Although many economically developed countries have managed to reduce the devastating effects of HIV/AIDS through the use of new antiviral drugs, in many less-developed parts of the world, the disease continues to wreak havoc. However, statistics from the World Bank reveal that Uganda, a country that has seen two million people die of AIDS, is turning the tide of the epidemic: every year since 1992, the level of infection among young pregnant women has been in decline. Other African nations should look closely at what, against the odds, Uganda has achieved, and reconsider their own response to this disease.

Since coming to power in 1986, Uganda's President, Yoweri Museveni, has spearheaded an aggressive anti-AIDS policy. Every government department issues anti-AIDS warnings; sex is discussed openly in explicit terms; roadside billboards promote safe sex; and foreign-financed non-governmental organizations are given virtually free reign to educate people about the disease. Everyone in Uganda is doing all they can.

Six weeks ago, Uganda added another feather to its AIDS policy cap. Interim results from a joint study between the Uganda government and the US National Institute of Allergy and Infectious Diseases (HIVNET 012) show that a single oral dose of Boehringer Ingelheim's anti-retroviral drug nevirapine given to an HIV-infected mother in labor, and another dose given to her baby within three days of birth, is almost twice as effective at reducing vertical transmission as the AZT regimen tested in Thailand last year by the Centers for Disease Control and Prevention. The nevirapine treatment also turns out to be a staggering 70 times cheaper than the AZT regimen, just $4 per patient. There is to be an 18-month follow-up study on infants born in the nevirapine trial to determine the long-term effectiveness of this treatment.

It is estimated that in Africa, vertical transmission of HIV results in 1,800 neonatal infections every day. Given this huge problem, it is surprising how little attention Uganda's experience has generated. Both the media and the scientific press—who last year sank their editorial teeth into the ethics of mother-to-infant drug testing in third world countries—gave little space to the story. Hopefully the findings, and the potential they hold, will receive more attention through the "Global Strategies for the Prevention of HIV Transmission from Mothers to Infants" meeting beginning today in Montreal, Canada, at which the Ugandan Minister of Health, Crispus Kiyongo, will speak on successful strategies for improving healthcare in developing countries.

One party that should be more interested than most in the HIVNET 012 results is South Africa. Despite a more sophisticated medical research system and healthcare infrastructure, South Africa is only now enrolling mothers in trials of nevirapine; this despite the fact that the country has drawn worldwide attention to its AIDS problem and in particular to the fact that it cannot afford to purchase AZT for its pregnant women (Nature Med. 5, 1;1999).

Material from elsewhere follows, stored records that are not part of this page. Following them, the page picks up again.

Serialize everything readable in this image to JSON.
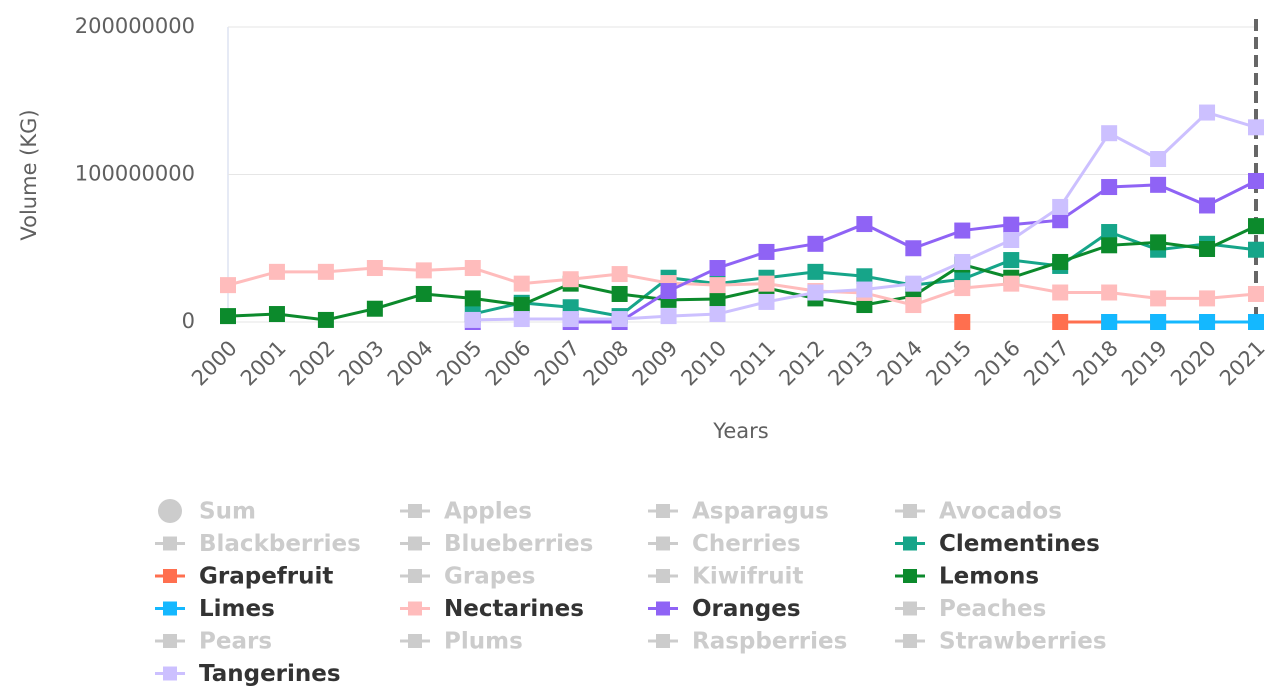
{
  "chart_data": {
    "type": "line",
    "y_axis_label": "Volume (KG)",
    "x_axis_label": "Years",
    "categories": [
      "2000",
      "2001",
      "2002",
      "2003",
      "2004",
      "2005",
      "2006",
      "2007",
      "2008",
      "2009",
      "2010",
      "2011",
      "2012",
      "2013",
      "2014",
      "2015",
      "2016",
      "2017",
      "2018",
      "2019",
      "2020",
      "2021"
    ],
    "ylim": [
      0,
      200000000
    ],
    "yticks": [
      0,
      100000000,
      200000000
    ],
    "grid": true,
    "crosshair_category": "2021",
    "series": [
      {
        "name": "Sum",
        "color": "#cccccc",
        "visible": false,
        "symbol": "circle"
      },
      {
        "name": "Apples",
        "color": "#cccccc",
        "visible": false
      },
      {
        "name": "Asparagus",
        "color": "#cccccc",
        "visible": false
      },
      {
        "name": "Avocados",
        "color": "#cccccc",
        "visible": false
      },
      {
        "name": "Blackberries",
        "color": "#cccccc",
        "visible": false
      },
      {
        "name": "Blueberries",
        "color": "#cccccc",
        "visible": false
      },
      {
        "name": "Cherries",
        "color": "#cccccc",
        "visible": false
      },
      {
        "name": "Clementines",
        "color": "#16a589",
        "visible": true,
        "values": [
          null,
          null,
          null,
          null,
          null,
          5400000,
          13000000,
          10000000,
          4000000,
          30000000,
          26000000,
          30000000,
          34000000,
          31000000,
          25000000,
          29000000,
          42000000,
          38000000,
          61000000,
          49000000,
          53000000,
          49000000
        ]
      },
      {
        "name": "Grapefruit",
        "color": "#ff6f4f",
        "visible": true,
        "values": [
          null,
          null,
          null,
          null,
          null,
          null,
          null,
          null,
          null,
          null,
          null,
          null,
          null,
          null,
          null,
          0,
          null,
          0,
          0,
          0,
          0,
          0
        ]
      },
      {
        "name": "Grapes",
        "color": "#cccccc",
        "visible": false
      },
      {
        "name": "Kiwifruit",
        "color": "#cccccc",
        "visible": false
      },
      {
        "name": "Lemons",
        "color": "#0c8a2c",
        "visible": true,
        "values": [
          4000000,
          5400000,
          1400000,
          9000000,
          19000000,
          16000000,
          11500000,
          26000000,
          19000000,
          15000000,
          15600000,
          23000000,
          16000000,
          11500000,
          17600000,
          39000000,
          30000000,
          40700000,
          52000000,
          54000000,
          49500000,
          65000000
        ]
      },
      {
        "name": "Limes",
        "color": "#14b8ff",
        "visible": true,
        "values": [
          null,
          null,
          null,
          null,
          null,
          null,
          null,
          null,
          null,
          null,
          null,
          null,
          null,
          null,
          null,
          null,
          null,
          null,
          0,
          0,
          0,
          0
        ]
      },
      {
        "name": "Nectarines",
        "color": "#ffbcbc",
        "visible": true,
        "values": [
          25000000,
          34000000,
          34000000,
          36600000,
          35000000,
          36600000,
          26000000,
          29000000,
          32500000,
          26400000,
          25000000,
          26000000,
          21000000,
          19700000,
          11500000,
          23000000,
          26000000,
          20000000,
          20000000,
          16000000,
          16000000,
          19000000
        ]
      },
      {
        "name": "Oranges",
        "color": "#8f63f5",
        "visible": true,
        "values": [
          null,
          null,
          null,
          null,
          null,
          0,
          null,
          0,
          0,
          21000000,
          36600000,
          47500000,
          53000000,
          66400000,
          50000000,
          62000000,
          66000000,
          69000000,
          91500000,
          93000000,
          79000000,
          95600000
        ]
      },
      {
        "name": "Peaches",
        "color": "#cccccc",
        "visible": false
      },
      {
        "name": "Pears",
        "color": "#cccccc",
        "visible": false
      },
      {
        "name": "Plums",
        "color": "#cccccc",
        "visible": false
      },
      {
        "name": "Raspberries",
        "color": "#cccccc",
        "visible": false
      },
      {
        "name": "Strawberries",
        "color": "#cccccc",
        "visible": false
      },
      {
        "name": "Tangerines",
        "color": "#ccc0ff",
        "visible": true,
        "values": [
          null,
          null,
          null,
          null,
          null,
          1400000,
          2000000,
          2000000,
          2000000,
          4000000,
          5400000,
          13600000,
          20000000,
          22000000,
          26000000,
          40700000,
          55600000,
          78000000,
          128000000,
          110500000,
          142000000,
          132000000
        ]
      }
    ]
  }
}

Indeed, South Africa has experienced many diversions from the mission to reduce the spread of HIV. Former Health Minister Nkosazana Zuma made some poor decisions on AIDS policy: she spent R14 million (US$2.3 million) on an anti-AIDS play that flopped; her Medicines Control Council quit over her support for the anti-freeze 'AIDS cure' virodene (Nature 392, 527;1998); she refused to acknowledge that AZT was effective against vertical transmission in the face of overwhelmingly convincing data, and declined to buy the drug at the heavily discounted price offered by Glaxo Wellcome; she mounted a legal challenge to international drug patent rights and before leaving office she publicly rejected Bristol Myers Squibb's (BMS) offer for South Africa to take part in a $100 million AIDS initiative until details of the project were changed to her specifications (Nature 399, 624;1999).

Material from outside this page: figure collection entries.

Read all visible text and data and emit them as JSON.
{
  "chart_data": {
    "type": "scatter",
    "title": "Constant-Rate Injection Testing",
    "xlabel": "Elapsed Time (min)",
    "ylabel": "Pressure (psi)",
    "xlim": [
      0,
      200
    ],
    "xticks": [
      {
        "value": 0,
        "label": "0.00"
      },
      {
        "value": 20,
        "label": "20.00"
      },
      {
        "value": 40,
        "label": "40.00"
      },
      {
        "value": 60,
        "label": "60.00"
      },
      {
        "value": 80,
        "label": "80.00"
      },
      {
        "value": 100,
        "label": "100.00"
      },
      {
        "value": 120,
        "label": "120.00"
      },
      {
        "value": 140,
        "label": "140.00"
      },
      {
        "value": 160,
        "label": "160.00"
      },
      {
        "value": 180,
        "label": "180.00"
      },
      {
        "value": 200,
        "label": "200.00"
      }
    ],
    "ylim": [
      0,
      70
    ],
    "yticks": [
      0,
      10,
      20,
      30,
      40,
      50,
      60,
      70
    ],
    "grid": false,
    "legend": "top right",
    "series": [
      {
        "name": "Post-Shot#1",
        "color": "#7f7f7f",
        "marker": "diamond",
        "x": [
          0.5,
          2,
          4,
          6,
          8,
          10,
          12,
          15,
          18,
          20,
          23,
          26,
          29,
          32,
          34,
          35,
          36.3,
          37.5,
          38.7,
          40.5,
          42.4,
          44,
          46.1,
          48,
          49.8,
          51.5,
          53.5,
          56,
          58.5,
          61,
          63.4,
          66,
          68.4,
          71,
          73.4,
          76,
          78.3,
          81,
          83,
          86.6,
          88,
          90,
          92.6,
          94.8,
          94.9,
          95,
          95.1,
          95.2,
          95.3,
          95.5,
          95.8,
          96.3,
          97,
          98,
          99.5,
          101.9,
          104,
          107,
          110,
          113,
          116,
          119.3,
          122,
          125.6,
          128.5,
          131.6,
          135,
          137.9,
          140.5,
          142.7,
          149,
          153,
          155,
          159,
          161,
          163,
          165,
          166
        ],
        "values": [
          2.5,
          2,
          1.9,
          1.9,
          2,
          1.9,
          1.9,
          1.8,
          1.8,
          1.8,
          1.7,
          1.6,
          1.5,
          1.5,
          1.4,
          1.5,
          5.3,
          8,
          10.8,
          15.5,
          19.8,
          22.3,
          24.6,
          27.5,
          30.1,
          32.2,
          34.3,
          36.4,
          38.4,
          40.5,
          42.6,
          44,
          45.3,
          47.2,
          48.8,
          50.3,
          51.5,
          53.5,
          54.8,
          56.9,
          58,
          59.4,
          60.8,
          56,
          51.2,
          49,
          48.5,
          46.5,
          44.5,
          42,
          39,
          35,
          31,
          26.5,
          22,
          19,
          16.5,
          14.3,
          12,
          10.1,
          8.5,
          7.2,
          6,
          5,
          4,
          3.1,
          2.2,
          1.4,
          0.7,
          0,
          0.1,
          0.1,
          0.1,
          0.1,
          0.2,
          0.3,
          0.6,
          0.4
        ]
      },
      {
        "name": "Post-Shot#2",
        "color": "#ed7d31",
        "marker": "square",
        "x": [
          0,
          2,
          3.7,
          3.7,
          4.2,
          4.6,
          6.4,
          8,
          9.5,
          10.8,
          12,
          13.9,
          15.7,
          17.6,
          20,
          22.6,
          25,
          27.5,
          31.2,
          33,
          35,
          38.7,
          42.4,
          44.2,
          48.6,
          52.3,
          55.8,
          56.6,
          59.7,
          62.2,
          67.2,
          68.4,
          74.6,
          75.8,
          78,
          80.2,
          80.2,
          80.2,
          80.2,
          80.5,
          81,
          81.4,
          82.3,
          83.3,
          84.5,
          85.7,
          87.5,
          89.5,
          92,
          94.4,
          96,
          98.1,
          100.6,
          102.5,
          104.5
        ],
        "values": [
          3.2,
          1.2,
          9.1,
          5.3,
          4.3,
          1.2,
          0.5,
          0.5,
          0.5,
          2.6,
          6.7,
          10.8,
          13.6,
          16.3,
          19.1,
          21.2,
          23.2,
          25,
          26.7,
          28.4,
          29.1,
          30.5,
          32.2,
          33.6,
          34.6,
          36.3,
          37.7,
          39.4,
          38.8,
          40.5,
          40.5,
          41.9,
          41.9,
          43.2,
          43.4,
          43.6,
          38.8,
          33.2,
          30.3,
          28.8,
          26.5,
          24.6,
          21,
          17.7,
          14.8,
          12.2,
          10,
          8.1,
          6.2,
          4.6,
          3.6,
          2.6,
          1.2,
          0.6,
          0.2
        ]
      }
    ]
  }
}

In June, Zuma was replaced by Manto Tshabalala-Msimang. Within South Africa there is cautious optimistism that Tshabalala-Msimang's attitude to reducing transmission is different. She is now discussing the implementation of a new vertical transmission policy with advisors and has re-opened talks with the pharmaceutical industry on the purchase of antiviral drugs. Twenty-two South African healthcare workers have now accepted places in the BMS program. And although she has hardly had time to visit hospitals and clinics in her own country, last month Tshabalala-Msimang headed a 20-strong delegation to Uganda to examine their AIDS strategy.

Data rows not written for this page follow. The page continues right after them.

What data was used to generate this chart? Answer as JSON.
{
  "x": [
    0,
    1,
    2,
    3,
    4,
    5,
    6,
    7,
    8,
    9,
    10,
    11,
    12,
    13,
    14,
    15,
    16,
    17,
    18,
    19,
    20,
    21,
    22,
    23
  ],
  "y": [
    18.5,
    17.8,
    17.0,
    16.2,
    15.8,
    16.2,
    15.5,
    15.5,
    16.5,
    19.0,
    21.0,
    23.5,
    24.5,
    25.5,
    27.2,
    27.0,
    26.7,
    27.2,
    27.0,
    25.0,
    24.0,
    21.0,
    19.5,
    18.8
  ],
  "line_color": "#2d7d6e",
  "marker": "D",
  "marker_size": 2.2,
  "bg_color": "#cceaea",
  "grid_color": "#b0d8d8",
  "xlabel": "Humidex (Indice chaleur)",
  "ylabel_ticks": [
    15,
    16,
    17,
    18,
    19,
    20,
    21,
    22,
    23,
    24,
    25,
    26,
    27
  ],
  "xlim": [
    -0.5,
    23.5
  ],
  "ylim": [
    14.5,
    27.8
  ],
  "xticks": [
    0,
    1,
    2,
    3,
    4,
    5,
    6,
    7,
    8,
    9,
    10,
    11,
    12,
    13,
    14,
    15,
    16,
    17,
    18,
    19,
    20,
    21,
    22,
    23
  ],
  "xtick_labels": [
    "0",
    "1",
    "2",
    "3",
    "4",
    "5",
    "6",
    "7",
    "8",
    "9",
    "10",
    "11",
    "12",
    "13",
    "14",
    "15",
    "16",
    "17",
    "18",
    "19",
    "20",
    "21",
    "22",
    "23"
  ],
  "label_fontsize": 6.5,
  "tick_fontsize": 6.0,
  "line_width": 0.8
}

In fact, there are indications that Uganda and South Africa may establish a collaborative AIDS policy by applying pressure to the pharmaceutical industry for cheaper drugs. Although the size of the HIV/AIDS problem certainly merits this sort of cooperation, it is hoped that neither Tshabalala-Msimang nor her Ugandan counterpart, Kiyongo, will allow the sort of political activity that has characterized South Africa's response to AIDS to subvert the much more effective and responsible action of President Museveni's government. There is simply too much at stake.